In November 2021, the City Council directed the city manager to work with the health department and local mental health providers to explore the feasibility of establishing a more robust infrastructure for mental health services in collaboration with LA County, according to the staff report.

The health department began convening a mental health advisory group in May 2022, and hosted meetings to get input regarding the strengths and challenges of the mental health system, focusing on the populations of concern – including children and youth in schools, adults living with depression and anxiety, homeless people and those in crisis.

“In the initial convening of the mental health advisory group,” Allison Wolinsky, the city’s mental health program manager, said during the council meeting, “members anchored their work in the vision statement that in Long Beach, all community members have an open path to access and receive the mental health support they need to thrive.”

The four identified focus areas, goals and strategies laid out in the mental health report seek to:

Increase mental health treatment capacity by building the mental health workforce and exploring additional and alternative funding mechanisms.

Increase delivery of mental health services.

Improve access to treatment by increasing knowledge about the system, simplifying access through coordinated efforts and increasing capacity in services at all levels, from prevention to intensive care.

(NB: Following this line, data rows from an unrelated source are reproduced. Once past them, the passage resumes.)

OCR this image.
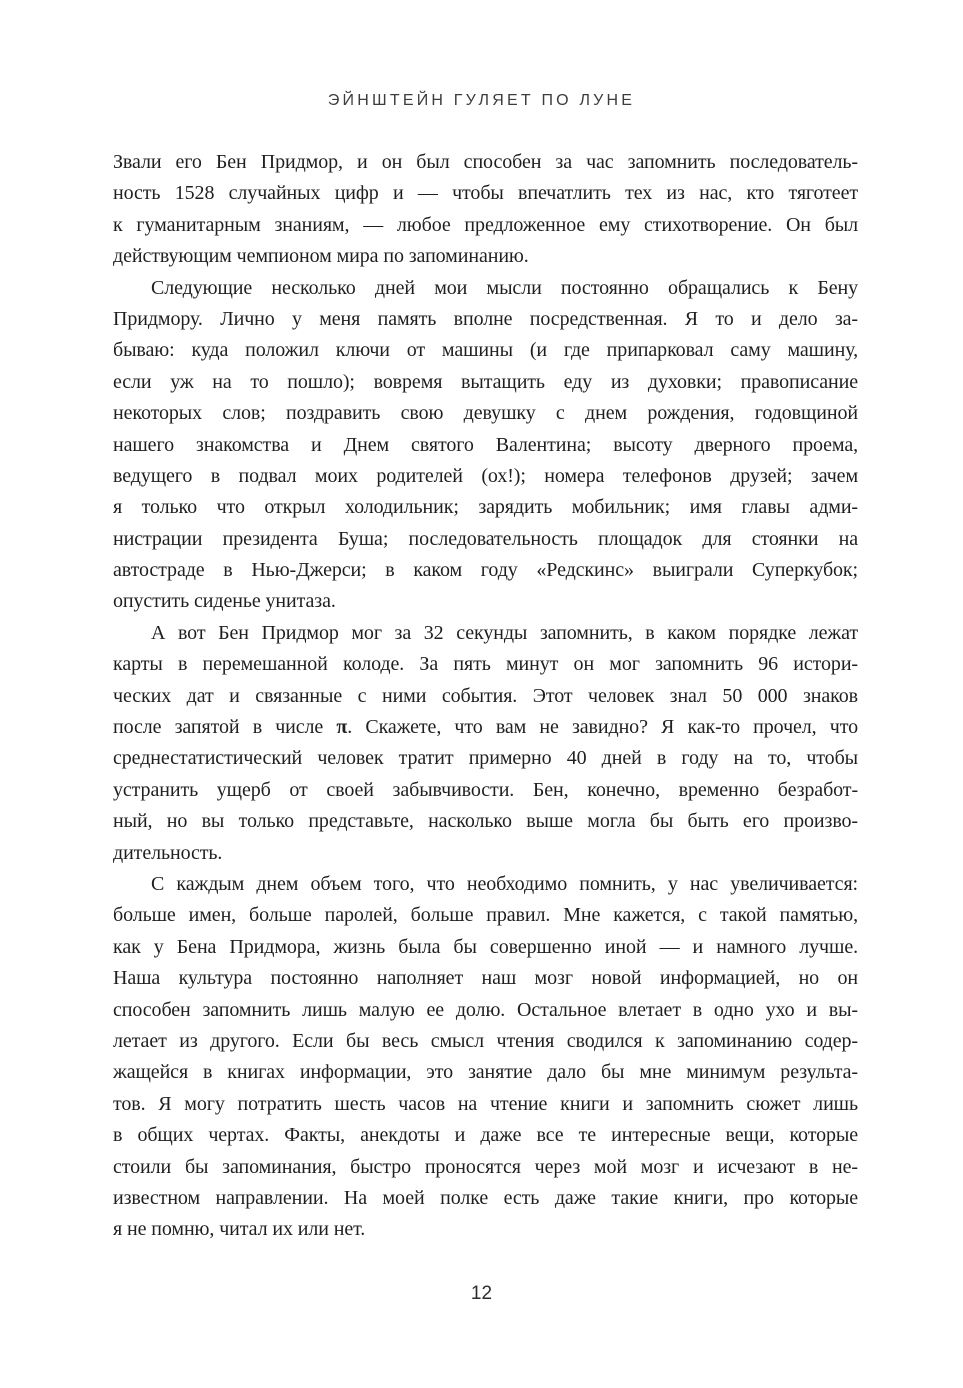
ЭЙНШТЕЙН ГУЛЯЕТ ПО ЛУНЕ
Звали его Бен Придмор, и он был способен за час запомнить последователь-
ность 1528 случайных цифр и — чтобы впечатлить тех из нас, кто тяготеет
к гуманитарным знаниям, — любое предложенное ему стихотворение. Он был
действующим чемпионом мира по запоминанию.
Следующие несколько дней мои мысли постоянно обращались к Бену
Придмору. Лично у меня память вполне посредственная. Я то и дело за-
бываю: куда положил ключи от машины (и где припарковал саму машину,
если уж на то пошло); вовремя вытащить еду из духовки; правописание
некоторых слов; поздравить свою девушку с днем рождения, годовщиной
нашего знакомства и Днем святого Валентина; высоту дверного проема,
ведущего в подвал моих родителей (ох!); номера телефонов друзей; зачем
я только что открыл холодильник; зарядить мобильник; имя главы адми-
нистрации президента Буша; последовательность площадок для стоянки на
автостраде в Нью-Джерси; в каком году «Редскинс» выиграли Суперкубок;
опустить сиденье унитаза.
А вот Бен Придмор мог за 32 секунды запомнить, в каком порядке лежат
карты в перемешанной колоде. За пять минут он мог запомнить 96 истори-
ческих дат и связанные с ними события. Этот человек знал 50 000 знаков
после запятой в числе π. Скажете, что вам не завидно? Я как-то прочел, что
среднестатистический человек тратит примерно 40 дней в году на то, чтобы
устранить ущерб от своей забывчивости. Бен, конечно, временно безработ-
ный, но вы только представьте, насколько выше могла бы быть его произво-
дительность.
С каждым днем объем того, что необходимо помнить, у нас увеличивается:
больше имен, больше паролей, больше правил. Мне кажется, с такой памятью,
как у Бена Придмора, жизнь была бы совершенно иной — и намного лучше.
Наша культура постоянно наполняет наш мозг новой информацией, но он
способен запомнить лишь малую ее долю. Остальное влетает в одно ухо и вы-
летает из другого. Если бы весь смысл чтения сводился к запоминанию содер-
жащейся в книгах информации, это занятие дало бы мне минимум результа-
тов. Я могу потратить шесть часов на чтение книги и запомнить сюжет лишь
в общих чертах. Факты, анекдоты и даже все те интересные вещи, которые
стоили бы запоминания, быстро проносятся через мой мозг и исчезают в не-
известном направлении. На моей полке есть даже такие книги, про которые
я не помню, читал их или нет.
12
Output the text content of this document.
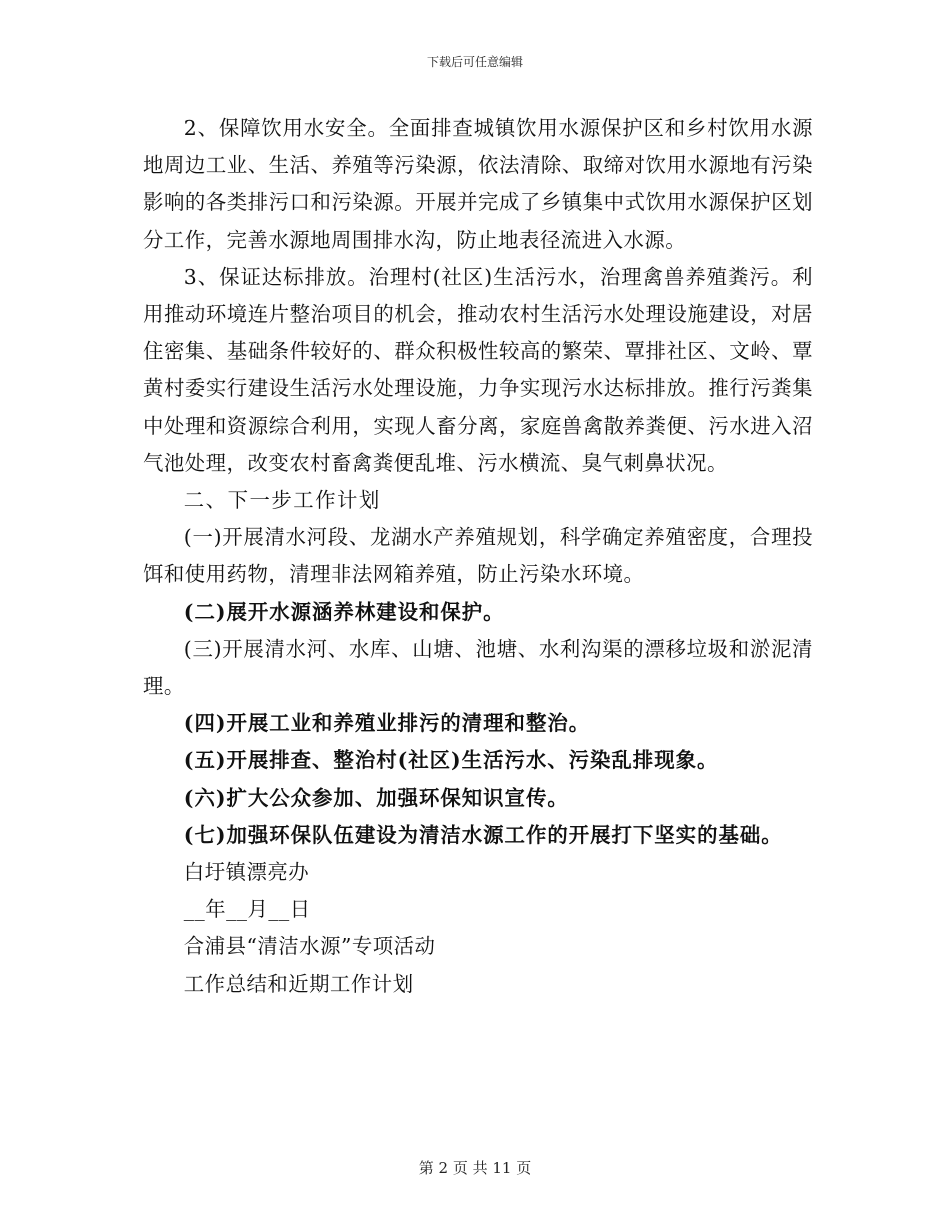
下载后可任意编辑

2、保障饮用水安全。全面排查城镇饮用水源保护区和乡村饮用水源地周边工业、生活、养殖等污染源，依法清除、取缔对饮用水源地有污染影响的各类排污口和污染源。开展并完成了乡镇集中式饮用水源保护区划分工作，完善水源地周围排水沟，防止地表径流进入水源。

3、保证达标排放。治理村(社区)生活污水，治理禽兽养殖粪污。利用推动环境连片整治项目的机会，推动农村生活污水处理设施建设，对居住密集、基础条件较好的、群众积极性较高的繁荣、覃排社区、文岭、覃黄村委实行建设生活污水处理设施，力争实现污水达标排放。推行污粪集中处理和资源综合利用，实现人畜分离，家庭兽禽散养粪便、污水进入沼气池处理，改变农村畜禽粪便乱堆、污水横流、臭气刺鼻状况。

二、下一步工作计划

(一)开展清水河段、龙湖水产养殖规划，科学确定养殖密度，合理投饵和使用药物，清理非法网箱养殖，防止污染水环境。

(二)展开水源涵养林建设和保护。

(三)开展清水河、水库、山塘、池塘、水利沟渠的漂移垃圾和淤泥清理。

(四)开展工业和养殖业排污的清理和整治。

(五)开展排查、整治村(社区)生活污水、污染乱排现象。

(六)扩大公众参加、加强环保知识宣传。

(七)加强环保队伍建设为清洁水源工作的开展打下坚实的基础。

白圩镇漂亮办

__年__月__日

合浦县“清洁水源”专项活动

工作总结和近期工作计划

第 2 页 共 11 页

Focus efforts on homeless people and transition-aged youth due to data-informed disproportionate poor mental health outcomes.

Supported by this grant, the city’s mental health program will directly address community-requested prevention activities outlined within the focus areas of the report, Wolinsky said.

“The health department is actively aligning these strategic priorities to statewide reforms, funding changes, and housing and treatment expansions,” she said, “while continuing to prioritize improved mental health outcomes for the community.”

The department, Wolinsky added, is proactively engaged in planning efforts, utilizing funding opportunities, such as Proposition 1, and ensuring Long Beach has a strong voice in shaping the future of behavioral health services.

City staffers will work to ensure transition-aged youth, especially individuals who have experience in the foster care system, and LGBTQ+ youth receive a response that supports their needs with this grant funding. These youth populations are disproportionately impacted by homelessness and mental health disorders, officials said.

“Prevention and early intervention efforts are among the most effective strategies in mental health care, reducing the severity of mental illness, lowering long-term treatment costs, and improving overall quality of life,” Wolinsky said. “In Long Beach, these efforts are especially critical to improving mental health outcomes and reducing the likelihood that transitional age youth and LGBTQ+ youth experience homelessness for the first time.”

The Long Beach City Council approved the acceptance of the award to the health department in a 7-0 vote Tuesday.

The grant will allow the city’s mental health program to address recommendations outlined in the report that do not currently have a funding source, including community-requested prevention resources and services, increased accessibility to mental health services, increased treatment capacity, and provision of additional prevention and early intervention activities.

Those community-requested resources and services include purchasing, launching and advertising a population-level web-based mental health prevention and early intervention platform; updating the mental health resource guide; sustaining the mental health awareness campaign; and updating, reviewing and disseminating trauma-informed training to community mental health providers.